CSP et CORS en pratique : une approche combinée

Bien que la CSP et le CORS traitent tous deux des problèmes de sécurité, ils fonctionnent à des couches différentes et offrent une protection complémentaire. La CSP se concentre sur la prévention du chargement de contenu malveillant par le navigateur, tandis que le CORS se concentre sur le contrôle des origines qui peuvent accéder aux ressources sur votre serveur.

En combinant la CSP et le CORS, vous pouvez créer une posture de sécurité plus robuste pour vos applications web.
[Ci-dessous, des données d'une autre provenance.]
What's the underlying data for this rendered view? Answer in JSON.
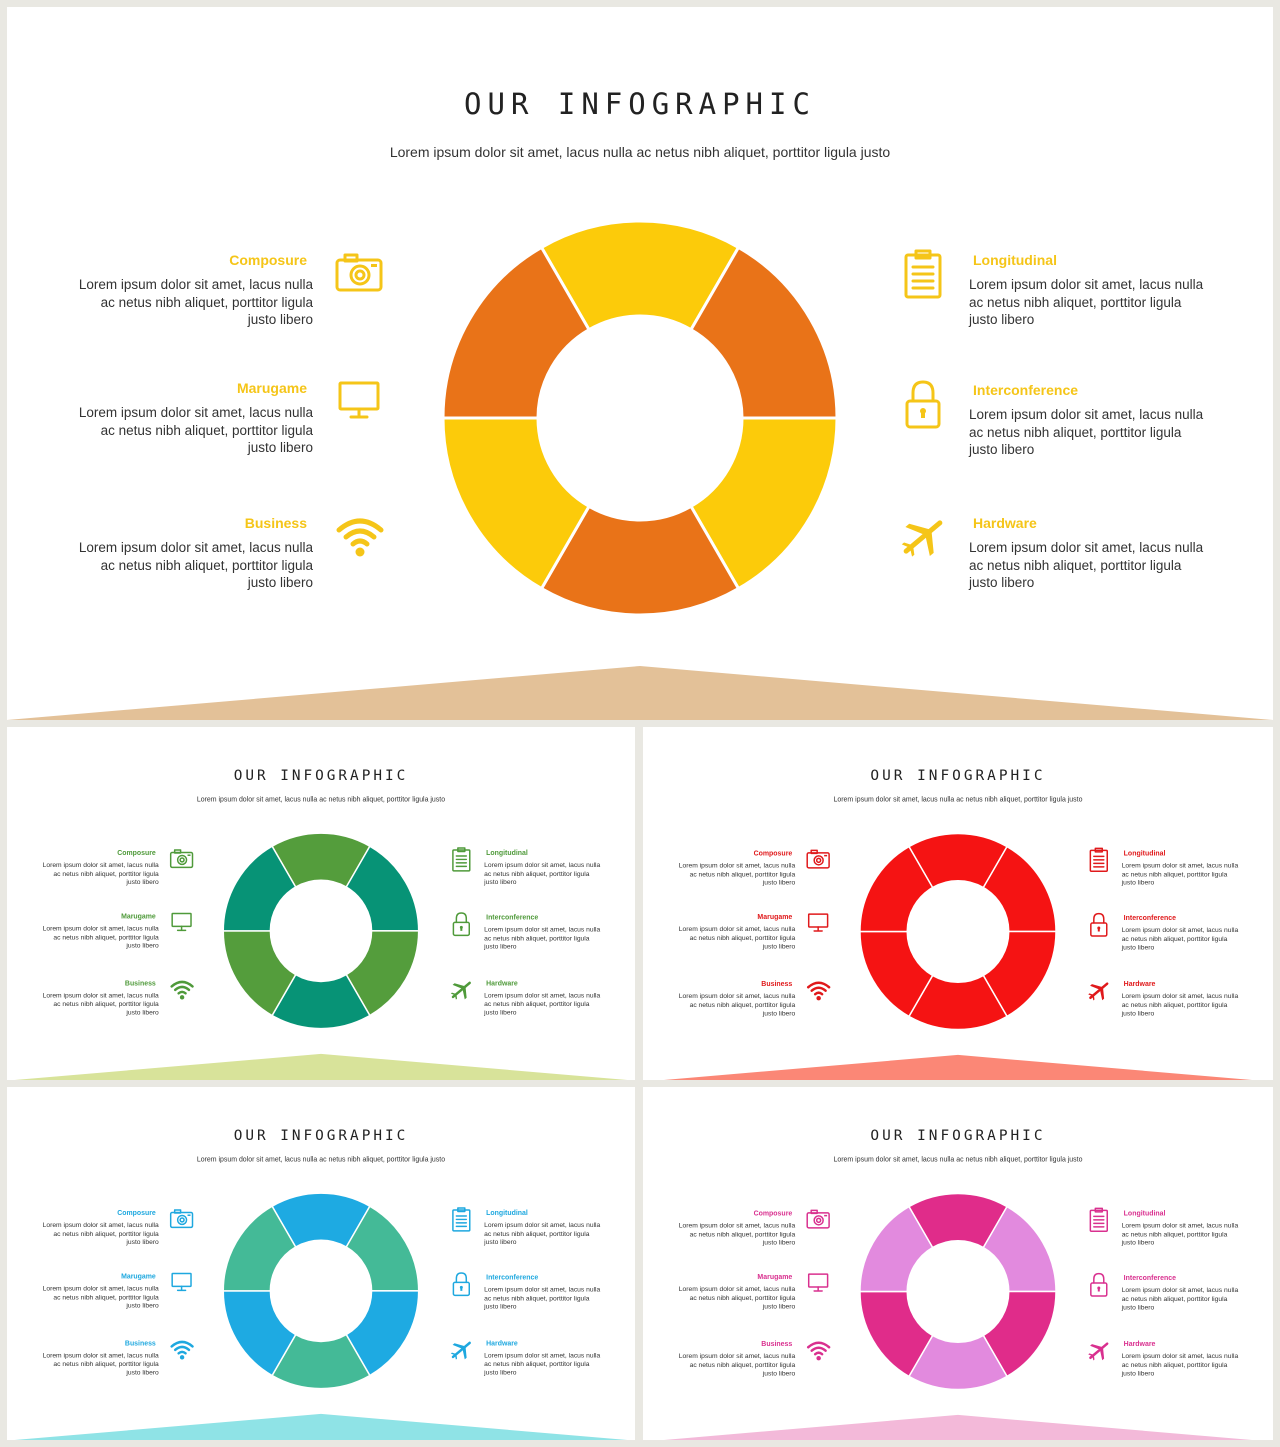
{
  "slide": {
    "title": "OUR INFOGRAPHIC",
    "subtitle": "Lorem ipsum dolor sit amet, lacus nulla ac netus nibh aliquet, porttitor ligula justo",
    "items_left": [
      {
        "title": "Composure",
        "icon": "camera-icon",
        "body": "Lorem ipsum dolor sit amet, lacus nulla ac netus nibh aliquet, porttitor ligula justo libero"
      },
      {
        "title": "Marugame",
        "icon": "monitor-icon",
        "body": "Lorem ipsum dolor sit amet, lacus nulla ac netus nibh aliquet, porttitor ligula justo libero"
      },
      {
        "title": "Business",
        "icon": "wifi-icon",
        "body": "Lorem ipsum dolor sit amet, lacus nulla ac netus nibh aliquet, porttitor ligula justo libero"
      }
    ],
    "items_right": [
      {
        "title": "Longitudinal",
        "icon": "clipboard-icon",
        "body": "Lorem ipsum dolor sit amet, lacus nulla ac netus nibh aliquet, porttitor ligula justo libero"
      },
      {
        "title": "Interconference",
        "icon": "lock-icon",
        "body": "Lorem ipsum dolor sit amet, lacus nulla ac netus nibh aliquet, porttitor ligula justo libero"
      },
      {
        "title": "Hardware",
        "icon": "airplane-icon",
        "body": "Lorem ipsum dolor sit amet, lacus nulla ac netus nibh aliquet, porttitor ligula justo libero"
      }
    ]
  },
  "themes": [
    {
      "name": "yellow-orange",
      "accent": "#f5c518",
      "seg_a": "#fccb0a",
      "seg_b": "#e97318",
      "ground": "#e3c198"
    },
    {
      "name": "green",
      "accent": "#4f9a3a",
      "seg_a": "#549d3c",
      "seg_b": "#079376",
      "ground": "#d8e39a"
    },
    {
      "name": "red",
      "accent": "#e0191b",
      "seg_a": "#f51313",
      "seg_b": "#f51313",
      "ground": "#fb8776"
    },
    {
      "name": "blue",
      "accent": "#1ea8df",
      "seg_a": "#1eaae2",
      "seg_b": "#44ba97",
      "ground": "#8fe3e6"
    },
    {
      "name": "pink",
      "accent": "#d9308f",
      "seg_a": "#e02c8a",
      "seg_b": "#e28ade",
      "ground": "#f3b9d9"
    }
  ]
}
Par exemple, vous pouvez utiliser la CSP pour restreindre les sources à partir desquelles les scripts peuvent être chargés, et le CORS pour contrôler quelles origines peuvent accéder à vos points d'API.
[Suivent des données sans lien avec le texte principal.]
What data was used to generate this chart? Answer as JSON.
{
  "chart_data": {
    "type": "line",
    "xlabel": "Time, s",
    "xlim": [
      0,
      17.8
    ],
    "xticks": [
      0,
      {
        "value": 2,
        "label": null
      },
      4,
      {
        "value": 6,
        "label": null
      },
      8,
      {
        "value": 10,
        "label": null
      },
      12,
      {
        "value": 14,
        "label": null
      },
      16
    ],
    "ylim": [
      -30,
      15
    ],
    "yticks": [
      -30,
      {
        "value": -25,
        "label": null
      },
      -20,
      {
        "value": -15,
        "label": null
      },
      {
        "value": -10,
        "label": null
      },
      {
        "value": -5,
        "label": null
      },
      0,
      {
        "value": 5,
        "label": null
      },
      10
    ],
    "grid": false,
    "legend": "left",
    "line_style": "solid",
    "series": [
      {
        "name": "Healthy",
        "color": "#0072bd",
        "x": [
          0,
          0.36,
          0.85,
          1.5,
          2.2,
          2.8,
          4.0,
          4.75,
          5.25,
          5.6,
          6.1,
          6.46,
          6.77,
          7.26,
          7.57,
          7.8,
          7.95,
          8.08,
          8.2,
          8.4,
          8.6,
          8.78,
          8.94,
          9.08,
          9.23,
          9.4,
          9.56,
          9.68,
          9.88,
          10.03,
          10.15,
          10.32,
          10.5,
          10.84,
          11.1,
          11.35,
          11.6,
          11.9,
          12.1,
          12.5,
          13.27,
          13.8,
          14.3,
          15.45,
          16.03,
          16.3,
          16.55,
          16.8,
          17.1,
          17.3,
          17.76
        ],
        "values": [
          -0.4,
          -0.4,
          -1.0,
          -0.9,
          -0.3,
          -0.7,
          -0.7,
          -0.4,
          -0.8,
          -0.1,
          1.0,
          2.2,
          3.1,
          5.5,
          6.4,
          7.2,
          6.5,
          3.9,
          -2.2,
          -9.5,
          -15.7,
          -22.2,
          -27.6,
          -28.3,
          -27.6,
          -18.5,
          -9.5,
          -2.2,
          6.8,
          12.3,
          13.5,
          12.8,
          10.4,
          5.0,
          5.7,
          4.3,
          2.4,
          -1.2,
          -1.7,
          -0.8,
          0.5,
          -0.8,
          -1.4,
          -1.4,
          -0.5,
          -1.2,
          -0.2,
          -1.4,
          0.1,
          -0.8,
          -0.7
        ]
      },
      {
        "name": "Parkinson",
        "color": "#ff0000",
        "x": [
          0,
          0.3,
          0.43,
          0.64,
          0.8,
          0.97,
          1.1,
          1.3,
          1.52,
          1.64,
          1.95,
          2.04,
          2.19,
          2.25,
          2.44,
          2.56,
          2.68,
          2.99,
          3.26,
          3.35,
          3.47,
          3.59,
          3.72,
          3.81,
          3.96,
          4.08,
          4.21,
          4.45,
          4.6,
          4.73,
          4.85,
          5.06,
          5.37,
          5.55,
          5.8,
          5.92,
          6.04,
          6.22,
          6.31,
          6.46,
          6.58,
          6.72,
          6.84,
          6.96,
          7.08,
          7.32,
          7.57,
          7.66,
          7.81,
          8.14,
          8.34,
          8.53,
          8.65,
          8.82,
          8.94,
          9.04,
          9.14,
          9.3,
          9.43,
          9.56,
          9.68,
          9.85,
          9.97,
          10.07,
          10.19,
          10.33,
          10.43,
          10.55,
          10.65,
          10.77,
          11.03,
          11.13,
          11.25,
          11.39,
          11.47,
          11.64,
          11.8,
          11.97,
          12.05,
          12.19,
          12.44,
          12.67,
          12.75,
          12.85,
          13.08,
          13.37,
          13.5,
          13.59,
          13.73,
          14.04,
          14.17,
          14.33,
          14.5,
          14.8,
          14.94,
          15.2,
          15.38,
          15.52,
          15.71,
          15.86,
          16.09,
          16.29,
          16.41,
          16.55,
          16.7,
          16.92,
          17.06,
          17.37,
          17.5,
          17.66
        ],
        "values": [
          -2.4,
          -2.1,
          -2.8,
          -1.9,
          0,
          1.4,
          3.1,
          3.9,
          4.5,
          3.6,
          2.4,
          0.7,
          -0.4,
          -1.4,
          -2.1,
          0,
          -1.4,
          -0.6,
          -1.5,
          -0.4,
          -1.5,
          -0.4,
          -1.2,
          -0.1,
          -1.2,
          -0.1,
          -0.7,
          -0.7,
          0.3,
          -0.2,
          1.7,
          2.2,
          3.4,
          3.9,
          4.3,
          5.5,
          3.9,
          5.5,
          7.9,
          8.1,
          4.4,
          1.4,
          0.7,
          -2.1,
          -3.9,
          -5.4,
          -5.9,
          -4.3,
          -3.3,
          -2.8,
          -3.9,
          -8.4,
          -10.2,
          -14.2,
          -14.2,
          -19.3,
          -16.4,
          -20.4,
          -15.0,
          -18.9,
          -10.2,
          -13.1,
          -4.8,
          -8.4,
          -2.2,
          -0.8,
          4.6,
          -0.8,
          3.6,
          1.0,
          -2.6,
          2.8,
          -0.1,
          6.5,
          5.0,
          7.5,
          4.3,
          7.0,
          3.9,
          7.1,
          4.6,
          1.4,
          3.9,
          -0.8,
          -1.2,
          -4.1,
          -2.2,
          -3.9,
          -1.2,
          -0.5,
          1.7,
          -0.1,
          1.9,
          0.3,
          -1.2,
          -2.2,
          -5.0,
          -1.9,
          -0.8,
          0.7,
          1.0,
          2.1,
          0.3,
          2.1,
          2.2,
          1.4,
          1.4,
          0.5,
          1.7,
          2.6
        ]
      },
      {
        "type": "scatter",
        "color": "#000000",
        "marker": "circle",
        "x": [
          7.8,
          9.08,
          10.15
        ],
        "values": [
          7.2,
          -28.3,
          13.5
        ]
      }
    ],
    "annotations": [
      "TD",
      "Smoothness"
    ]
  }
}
Exemple : Sécuriser une API avec CSP et CORS

Supposons que vous ayez une API hébergée sur https://api.example.com que vous souhaitez rendre accessible uniquement depuis https://www.example.com. Vous pouvez configurer votre serveur pour renvoyer les en-têtes suivants :

En-têtes de réponse API (https://api.example.com) :

            Access-Control-Allow-Origin: https://www.example.com
Content-Type: application/json
            

              
                Copy
              
            
          

Et vous pouvez configurer votre site web (https://www.example.com) pour utiliser l'en-tête CSP suivant :

En-tête CSP du site web (https://www.example.com) :

            Content-Security-Policy: default-src 'self'; script-src 'self'; connect-src 'self' https://api.example.com;
            

              
                Copy
              
            
          

Cette politique CSP permet au site web de charger des scripts et de se connecter à l'API, mais l'empêche de charger des scripts ou de se connecter à d'autres domaines.

Conclusion

La Content Security Policy (CSP) et le Cross-Origin Resource Sharing (CORS) sont des outils essentiels pour renforcer la sécurité de vos applications frontend. En configurant soigneusement la CSP et le CORS, vous pouvez réduire considérablement le risque d'attaques XSS, d'attaques par injection de données et d'autres vulnérabilités de sécurité. N'oubliez pas de commencer par une politique restrictive, de tester minutieusement et de surveiller et affiner continuellement votre configuration pour vous adapter aux changements de votre application et au paysage évolutif des menaces. En donnant la priorité à la sécurité frontend, vous pouvez protéger vos utilisateurs et assurer l'intégrité de vos applications web dans le monde numérique de plus en plus complexe d'aujourd'hui.